Security Professionals View Ransomware and Terrorism as Equal Threats

December 29, 2021 - In a survey of more than 1,500 security professionals, 60 percent of respondents reported viewing ransomware and terrorism as equal threats. Sapio Research conducted the survey on behalf of machine identity management provider Venafi.

The findings echoed the sentiments of the Department of Justice (DOJ), which announced in June 2021 that it would prioritize ransomware attacks at a level it previously reserved only for terrorism, Reuters reported.

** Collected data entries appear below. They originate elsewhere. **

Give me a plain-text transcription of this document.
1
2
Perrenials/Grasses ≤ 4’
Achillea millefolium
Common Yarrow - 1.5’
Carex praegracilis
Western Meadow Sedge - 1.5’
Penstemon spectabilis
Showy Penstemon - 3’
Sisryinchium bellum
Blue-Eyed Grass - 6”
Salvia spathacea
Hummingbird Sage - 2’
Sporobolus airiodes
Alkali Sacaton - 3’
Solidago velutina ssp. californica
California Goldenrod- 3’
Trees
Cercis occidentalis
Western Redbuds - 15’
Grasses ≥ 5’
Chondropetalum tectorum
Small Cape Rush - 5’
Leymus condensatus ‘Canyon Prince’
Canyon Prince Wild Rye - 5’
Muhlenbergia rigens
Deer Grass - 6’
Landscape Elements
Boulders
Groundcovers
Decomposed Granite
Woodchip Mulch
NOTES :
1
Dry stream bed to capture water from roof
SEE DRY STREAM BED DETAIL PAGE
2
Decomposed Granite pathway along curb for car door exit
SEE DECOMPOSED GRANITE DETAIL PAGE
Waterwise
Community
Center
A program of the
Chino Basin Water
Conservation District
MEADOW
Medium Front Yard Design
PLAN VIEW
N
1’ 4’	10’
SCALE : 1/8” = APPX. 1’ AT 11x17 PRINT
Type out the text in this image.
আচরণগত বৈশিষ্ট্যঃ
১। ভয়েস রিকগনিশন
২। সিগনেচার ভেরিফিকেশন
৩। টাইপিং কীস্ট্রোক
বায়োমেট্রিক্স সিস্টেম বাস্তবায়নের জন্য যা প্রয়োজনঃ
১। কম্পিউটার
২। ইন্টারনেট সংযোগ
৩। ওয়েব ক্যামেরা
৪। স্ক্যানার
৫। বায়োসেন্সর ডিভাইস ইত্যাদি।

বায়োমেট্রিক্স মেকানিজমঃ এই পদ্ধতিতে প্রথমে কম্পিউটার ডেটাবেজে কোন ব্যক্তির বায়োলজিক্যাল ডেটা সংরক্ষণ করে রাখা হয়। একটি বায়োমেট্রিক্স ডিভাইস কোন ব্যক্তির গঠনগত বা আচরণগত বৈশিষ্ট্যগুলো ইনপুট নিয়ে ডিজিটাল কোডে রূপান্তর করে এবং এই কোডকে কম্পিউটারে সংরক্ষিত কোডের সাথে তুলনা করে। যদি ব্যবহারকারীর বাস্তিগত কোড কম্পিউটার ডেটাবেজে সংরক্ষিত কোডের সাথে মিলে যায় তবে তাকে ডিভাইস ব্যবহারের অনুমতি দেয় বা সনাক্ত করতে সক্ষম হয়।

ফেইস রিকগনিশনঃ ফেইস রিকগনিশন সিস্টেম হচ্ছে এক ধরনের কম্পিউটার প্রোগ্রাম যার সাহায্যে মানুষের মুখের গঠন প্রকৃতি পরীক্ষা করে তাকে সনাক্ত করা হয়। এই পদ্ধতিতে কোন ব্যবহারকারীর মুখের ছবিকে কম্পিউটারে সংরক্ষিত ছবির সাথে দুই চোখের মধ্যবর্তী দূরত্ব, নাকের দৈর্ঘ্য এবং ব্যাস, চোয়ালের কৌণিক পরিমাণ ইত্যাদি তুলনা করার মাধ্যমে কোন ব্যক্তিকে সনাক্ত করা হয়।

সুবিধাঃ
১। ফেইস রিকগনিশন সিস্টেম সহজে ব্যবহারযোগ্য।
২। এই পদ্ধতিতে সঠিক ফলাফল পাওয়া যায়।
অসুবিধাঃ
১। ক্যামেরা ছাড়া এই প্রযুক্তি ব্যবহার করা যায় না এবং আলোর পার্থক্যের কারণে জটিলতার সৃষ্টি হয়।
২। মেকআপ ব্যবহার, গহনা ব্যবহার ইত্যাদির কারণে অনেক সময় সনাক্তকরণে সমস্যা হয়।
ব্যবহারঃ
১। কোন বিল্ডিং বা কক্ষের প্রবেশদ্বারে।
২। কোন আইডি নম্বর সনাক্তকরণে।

The healthcare industry and other critical infrastructure sectors have been hit especially hard by ransomware in recent years, and the attacks are not slowing down. Over 500 healthcare organizations reported data breaches involving protected health information (PHI) to HHS’s Office for Civil Rights (OCR) in 2021.

Two-thirds of surveyed security professionals reported that their organization had suffered a ransomware attack over the past 12 months. Both large and small companies were impacted significantly by ransomware in the past year.

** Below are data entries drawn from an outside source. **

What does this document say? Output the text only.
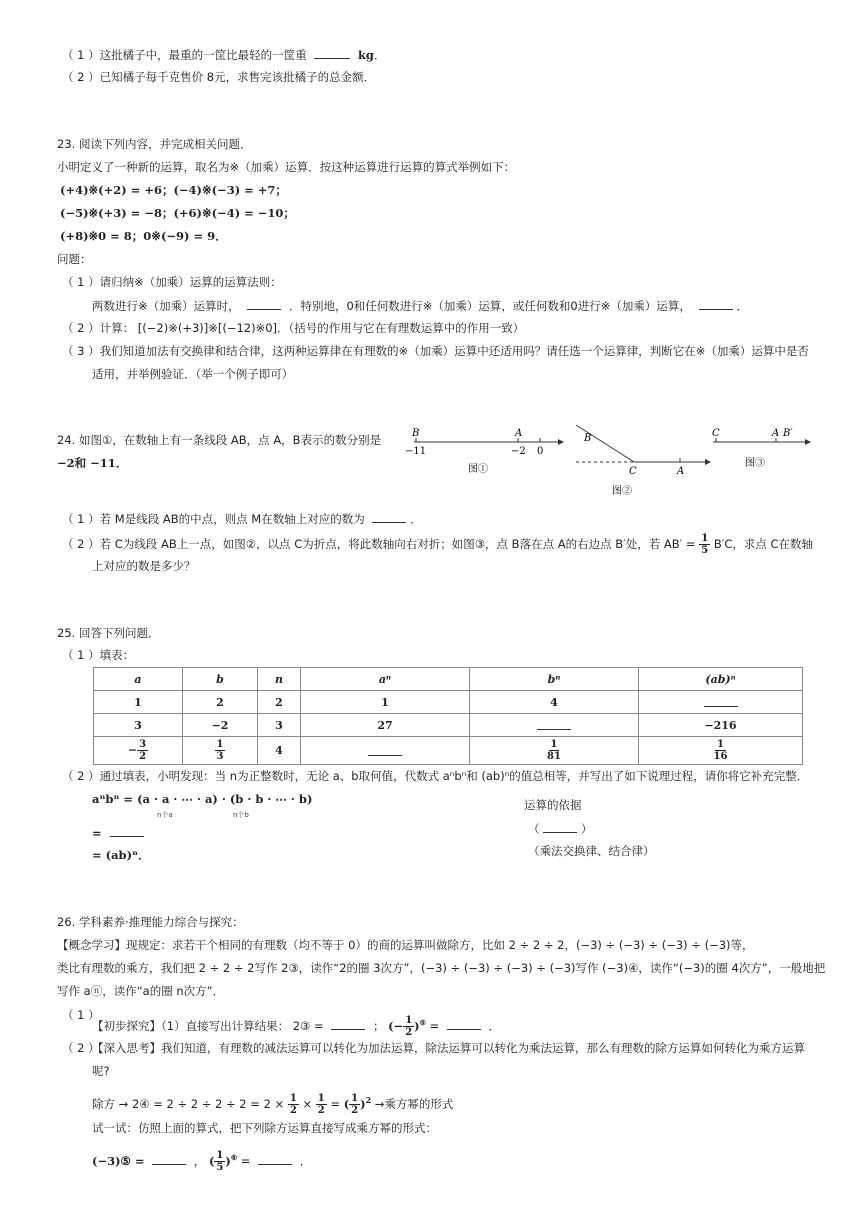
（ 1 ）这批橘子中，最重的一筐比最轻的一筐重	kg．
（ 2 ）已知橘子每千克售价 8元，求售完该批橘子的总金额．
23. 阅读下列内容，并完成相关问题．
小明定义了一种新的运算，取名为※（加乘）运算．按这种运算进行运算的算式举例如下：
(+4)※(+2) = +6；(−4)※(−3) = +7；
(−5)※(+3) = −8；(+6)※(−4) = −10；
(+8)※0 = 8；0※(−9) = 9．
问题：
（ 1 ）请归纳※（加乘）运算的运算法则：
两数进行※（加乘）运算时，	．特别地，0和任何数进行※（加乘）运算，或任何数和0进行※（加乘）运算，	．
（ 2 ）计算： [(−2)※(+3)]※[(−12)※0]．（括号的作用与它在有理数运算中的作用一致）
（ 3 ）我们知道加法有交换律和结合律，这两种运算律在有理数的※（加乘）运算中还适用吗？请任选一个运算律，判断它在※（加乘）运算中是否
适用，并举例验证．（举一个例子即可）
24. 如图①，在数轴上有一条线段 AB，点 A，B表示的数分别是
−2和 −11．
B	A
−11	−2 0
图①
B
C	A
图②
C	A B′
图③
（ 1 ）若 M是线段 AB的中点，则点 M在数轴上对应的数为	．
（ 2 ）若 C为线段 AB上一点，如图②，以点 C为折点，将此数轴向右对折；如图③，点 B落在点 A的右边点 B′处，若 $AB' = \frac{1}{5} B'C$，求点 C在数轴
上对应的数是多少？
25. 回答下列问题．
（ 1 ）填表：
a	b	n	aⁿ	bⁿ	(ab)ⁿ
1	2	2	1	4	
3	−2	3	27		−216
− $\frac{3}{2}$	$\frac{1}{3}$	4		$\frac{1}{81}$	$\frac{1}{16}$
（ 2 ）通过填表，小明发现：当 n为正整数时，无论 a、b取何值，代数式 aⁿbⁿ和 (ab)ⁿ的值总相等，并写出了如下说理过程，请你将它补充完整．
aⁿbⁿ = (a · a · ⋯ · a) · (b · b · ⋯ · b)
n个a	n个b
=
= (ab)ⁿ．
运算的依据
（	）
（乘法交换律、结合律）
26. 学科素养·推理能力综合与探究：
【概念学习】现规定：求若干个相同的有理数（均不等于 0）的商的运算叫做除方，比如 2 ÷ 2 ÷ 2，(−3) ÷ (−3) ÷ (−3) ÷ (−3)等，
类比有理数的乘方，我们把 2 ÷ 2 ÷ 2写作 2③，读作“2的圈 3次方”，(−3) ÷ (−3) ÷ (−3) ÷ (−3)写作 (−3)④，读作“(−3)的圈 4次方”，一般地把
写作 aⓝ，读作“a的圈 n次方”．
（ 1 ）
【初步探究】（1）直接写出计算结果： 2③ =	； (− $\frac{1}{2} )^⑤$ =	．
（ 2 ）
【深入思考】我们知道，有理数的减法运算可以转化为加法运算，除法运算可以转化为乘法运算，那么有理数的除方运算如何转化为乘方运算
呢?
除方 → 2④ = $2 \div 2 \div 2 \div 2 = 2 \times \frac{1}{2} \times \frac{1}{2}$ = ( $\frac{1}{2} )^2$ →乘方幂的形式
试一试：仿照上面的算式，把下列除方运算直接写成乘方幂的形式：
(−3)⑤ =	， ( $\frac{1}{5} )^⑥$ =	．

Despite the increase in attacks, 77 percent of respondents still said that they are confident that their current security tools will protect them from future ransomware attacks.

“However, this confidence varies by job title, indicating slightly less confidence from security team leaders than from C-level executives in the efficacy of their current toolsets,” the survey pointed out.

The findings validated previous (ISC)² research that showed a disconnect between cybersecurity leaders and C-suite executives when it comes to communicating ransomware risks.

Over a third of respondents said they would pay the ransom, but 57 percent of those respondents said they would reverse that decision if they had to publicly report the payment. The Ransomware Disclosure Act could potentially require companies to report ransomware payments within 48 hours. For healthcare, breaches impacting over 500 individuals must be reported to HHS.

The survey also found that most current defense-in-depth security controls are not fit for modern IT infrastructures.

“Organizations use a wide variety of security controls designed to protect against or limit the impact of a ransomware attack,” the report explained.

“However, most of these security controls are not optimized to handle perimeterless networks, let alone the infrastructure changes resulting from digital transformation. In particular, DevOps methodologies and software-defined networks require different security strategies to break the ransomware kill chain.”

Over 40 percent of respondents reported using VPNs, and many others reported using regular encrypted backups, anti-phishing technology, and vulnerability scanning. Of all the security controls explored, only a few are designed to actually break the ransomware kill chain, the research stressed.

Despite their confidence in current security practices, more than three-quarters of surveyed security professionals reported that their organization was planning to increase their ransomware budget for the next year.

“These numbers suggest that security teams realize their current strategies do not provide enough protection, along with the likelihood that ransomware threats will continue to increase in 2022,” the report concluded.

“InfoSec teams may justify these investments because the cost of ransomware attack— regardless of whether it is successful—can quickly rise far beyond the cost of the ransom price itself.”